El vehículo llegaba desde el fondo de la calle con las sirenas encendidas, quemando ruedas. Oyó una voz metálica, la megafonía.

—¡Quédense en sus casas! ¡Éste es un aviso urgente! ¡Manténgase en sus casas y cierren las puertas con llave! ¡No abran a nadie! ¡No salgan a la calle hasta nueva orden!

Para ser un rodaje le parecía muy real. Se le notaba el miedo en la voz.

Hipnotizada, Belén vio que el coche de policía, con un fuerte rugido del motor, aceleraba en dirección a las gentes que ocupaban la calle, las cuales, extendiendo sus brazos ante sí, comenzaban a acudir hacia el automóvil, como polillas a la luz.

"En el último momento frenará", pensó Belén. "Si sigue a esa velocidad puede haber una desgracia".

Pero el coche no se detuvo, continuó implacable su trayectoria hasta que chocó contra algunos de los caminantes que salieron despedidos, desmadejados como muñecos, dando insólitas vueltas en el aire. Belén, de forma instintiva, se apartó de la persiana reprimiendo un grito. Oyó un fuerte estruendo y el edificio tembló un poco. Volvió a asomarse de inmediato.

A duras penas, a través de los agujeros de la persiana metálica de la tienda, vio que el coche se había estrellado contra un portal vecino. Había gente bajo el vehículo, personas atrapadas entre las ruedas que, sin embargo, no habían muerto ni se quejaban de dolor.
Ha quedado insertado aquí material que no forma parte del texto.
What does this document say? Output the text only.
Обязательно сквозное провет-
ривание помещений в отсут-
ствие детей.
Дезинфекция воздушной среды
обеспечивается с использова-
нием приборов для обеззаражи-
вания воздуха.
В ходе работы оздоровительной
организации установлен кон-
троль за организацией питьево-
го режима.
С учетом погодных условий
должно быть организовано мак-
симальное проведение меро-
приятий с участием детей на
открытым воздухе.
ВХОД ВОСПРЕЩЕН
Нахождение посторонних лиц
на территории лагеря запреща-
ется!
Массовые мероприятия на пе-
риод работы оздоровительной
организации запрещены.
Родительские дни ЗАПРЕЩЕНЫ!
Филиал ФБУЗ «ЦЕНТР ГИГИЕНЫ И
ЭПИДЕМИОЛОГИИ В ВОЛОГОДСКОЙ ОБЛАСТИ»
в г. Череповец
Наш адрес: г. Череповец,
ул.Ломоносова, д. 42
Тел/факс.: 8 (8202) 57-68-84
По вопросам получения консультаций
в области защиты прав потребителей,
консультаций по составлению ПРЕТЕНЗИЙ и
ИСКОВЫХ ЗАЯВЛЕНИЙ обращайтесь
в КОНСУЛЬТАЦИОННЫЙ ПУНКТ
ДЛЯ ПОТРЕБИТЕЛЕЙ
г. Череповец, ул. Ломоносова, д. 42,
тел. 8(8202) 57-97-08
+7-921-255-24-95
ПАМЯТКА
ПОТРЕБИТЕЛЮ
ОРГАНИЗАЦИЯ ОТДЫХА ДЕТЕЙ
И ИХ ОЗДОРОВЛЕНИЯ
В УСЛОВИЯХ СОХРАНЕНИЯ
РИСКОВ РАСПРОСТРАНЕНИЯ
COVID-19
Al contrario, parecían rabiosos, iracundos, moviendo sus quijadas, ansiosos, mostrando los dientes. Muchos otros de esos seres se estaban agolpando lentamente alrededor de la máquina, golpeando los cristales cada vez más y más fuerte, con más y más insistencia, entorpeciéndose unos a otros, apartándose y dándose codazos para ver quién lograba romper antes los cristales del coche, dentro del cual Belén adivinó a dos policías agitados, chillones y aterrorizados rebuscando sus armas reglamentarias.